How Industry Uses AWS SQS

RAJNISH MISHRA
4 min readMar 13, 2021

We have discussed about various services and various DevOps tools. We have talked about various tools for deployment, automation, managing etc. But what happens if any important information i.e. message is needed to be delivered but the service which has to receive the message is down. This may result in some service disruption and missing details and finally lead to bad impression in front of client.

To avoid this we can add message queue program in between source program and database. The middle program is very reliable and it gets message from the source program and stores it and sends it to database.

We can use message queue program by ourselves or we can use managed service by AWS known as SQS. So, let’s get some more details about AWS SQS.

Amazon Simple Queue Service

Amazon Simple Queue Service (SQS) is a fully managed message queuing service that enables you to decouple and scale microservices, distributed systems, and serverless applications. SQS eliminates the complexity and overhead associated with managing and operating message oriented middleware, and empowers developers to focus on differentiating work. Using SQS, you can send, store, and receive messages between software components at any volume, without losing messages or requiring other services to be available. Get started with SQS in minutes using the AWS console, Command Line Interface or SDK of your choice, and three simple commands.

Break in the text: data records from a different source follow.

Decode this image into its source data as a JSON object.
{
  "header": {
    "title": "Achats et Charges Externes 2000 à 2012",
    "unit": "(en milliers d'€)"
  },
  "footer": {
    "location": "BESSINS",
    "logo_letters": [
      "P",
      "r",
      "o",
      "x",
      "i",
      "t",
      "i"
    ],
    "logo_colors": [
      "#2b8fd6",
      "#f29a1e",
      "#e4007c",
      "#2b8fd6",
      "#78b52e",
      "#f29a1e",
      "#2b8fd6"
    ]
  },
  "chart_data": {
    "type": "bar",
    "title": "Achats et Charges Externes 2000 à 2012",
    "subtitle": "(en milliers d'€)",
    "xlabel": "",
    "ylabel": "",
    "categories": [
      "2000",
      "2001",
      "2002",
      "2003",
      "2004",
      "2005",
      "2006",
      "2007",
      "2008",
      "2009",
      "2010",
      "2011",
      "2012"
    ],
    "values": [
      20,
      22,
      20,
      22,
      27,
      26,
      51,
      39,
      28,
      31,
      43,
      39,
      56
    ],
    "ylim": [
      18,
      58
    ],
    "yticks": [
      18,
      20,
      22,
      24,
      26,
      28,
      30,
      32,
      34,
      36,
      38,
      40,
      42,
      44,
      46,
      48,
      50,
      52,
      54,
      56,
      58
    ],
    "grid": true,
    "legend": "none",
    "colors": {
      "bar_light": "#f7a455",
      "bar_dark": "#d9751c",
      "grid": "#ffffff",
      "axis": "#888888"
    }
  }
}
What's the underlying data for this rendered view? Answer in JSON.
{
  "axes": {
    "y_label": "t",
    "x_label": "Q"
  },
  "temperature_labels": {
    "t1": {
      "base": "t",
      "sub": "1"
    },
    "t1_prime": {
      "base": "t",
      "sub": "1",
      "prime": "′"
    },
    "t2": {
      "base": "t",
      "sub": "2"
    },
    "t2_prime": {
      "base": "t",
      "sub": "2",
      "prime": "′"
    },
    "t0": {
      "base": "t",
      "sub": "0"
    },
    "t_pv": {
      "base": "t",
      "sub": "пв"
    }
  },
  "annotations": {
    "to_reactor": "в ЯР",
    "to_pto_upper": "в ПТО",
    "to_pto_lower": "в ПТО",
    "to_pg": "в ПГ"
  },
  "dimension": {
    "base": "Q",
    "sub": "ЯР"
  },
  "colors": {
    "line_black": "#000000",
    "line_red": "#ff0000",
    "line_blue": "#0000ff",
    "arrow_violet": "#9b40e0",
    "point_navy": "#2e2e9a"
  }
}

SQS offers two types of message queues. Standard queues offer maximum throughput, best-effort ordering, and at-least-once delivery. SQS FIFO queues are designed to guarantee that messages are processed exactly once, in the exact order that they are sent.

Benefits

Eliminate administrative overhead

AWS manages all ongoing operations and underlying infrastructure needed to provide a highly available and scalable message queuing service. With SQS, there is no upfront cost, no need to acquire, install, and configure messaging software, and no time-consuming build-out and maintenance of supporting infrastructure. SQS queues are dynamically created and scale automatically so you can build and grow applications quickly and efficiently.

Reliably deliver messages

Use Amazon SQS to transmit any volume of data, at any level of throughput, without losing messages or requiring other services to be available. SQS lets you decouple application components so that they run and fail independently, increasing the overall fault tolerance of the system. Multiple copies of every message are stored redundantly across multiple availability zones so that they are available whenever needed.

Keep sensitive data secure

You can use Amazon SQS to exchange sensitive data between applications using server-side encryption (SSE) to encrypt each message body. Amazon SQS SSE integration with AWS Key Management Service (KMS) allows you to centrally manage the keys that protect SQS messages along with keys that protect your other AWS resources. AWS KMS logs every use of your encryption keys to AWS CloudTrail to help meet your regulatory and compliance needs.

Scale elastically and cost-effectively

Amazon SQS leverages the AWS cloud to dynamically scale based on demand. SQS scales elastically with your application so you don’t have to worry about capacity planning and pre-provisioning. There is no limit to the number of messages per queue, and standard queues provide nearly unlimited throughput. Costs are based on usage which provides significant cost saving versus the “always-on” model of self-managed messaging middleware.

Now, as we have understood what SQS is and what are benefits of using it. We can have a look at how various companies use AWS SQS and how it solved their issue.

Case studies

Oyster.com

AWS Services Used: Amazon EC2 & Amazon SQS.

Oyster.com uses Amazon Web Services to store and process images for their website. The team uses Amazon EC2 and Amazon SQS in an integrated workflow to generate the sizes they need for each photo. SQS communicates the photos that need to be processed and the status of the jobs.

Capital One

AWS Services Used: Amazon SQS

Capital One is modernizing their retail message queuing by migrating from self-managed message-oriented middleware systems to Amazon SQS. Capital One is using SQS to migrate several core banking applications to the cloud to ensure high availability and cost efficiency while simplifying administrative complexity and overhead.

NASA

AWS Services Used: Amazon SNS & Amazon SQS

The NASA Image and Video Library provides easy access to more than 140,000 still images, audio recordings, and videos — documenting NASA’s more than half a century of achievements in exploring the vast unknown. The architecture includes Amazon SQS to decouple incoming jobs from pipeline processes and Amazon Simple Notification Service to trigger the processing pipeline when new content is updated.

From these case studies we have understood how some of the big companies including NASA are using AWS SQS and have got benefitted.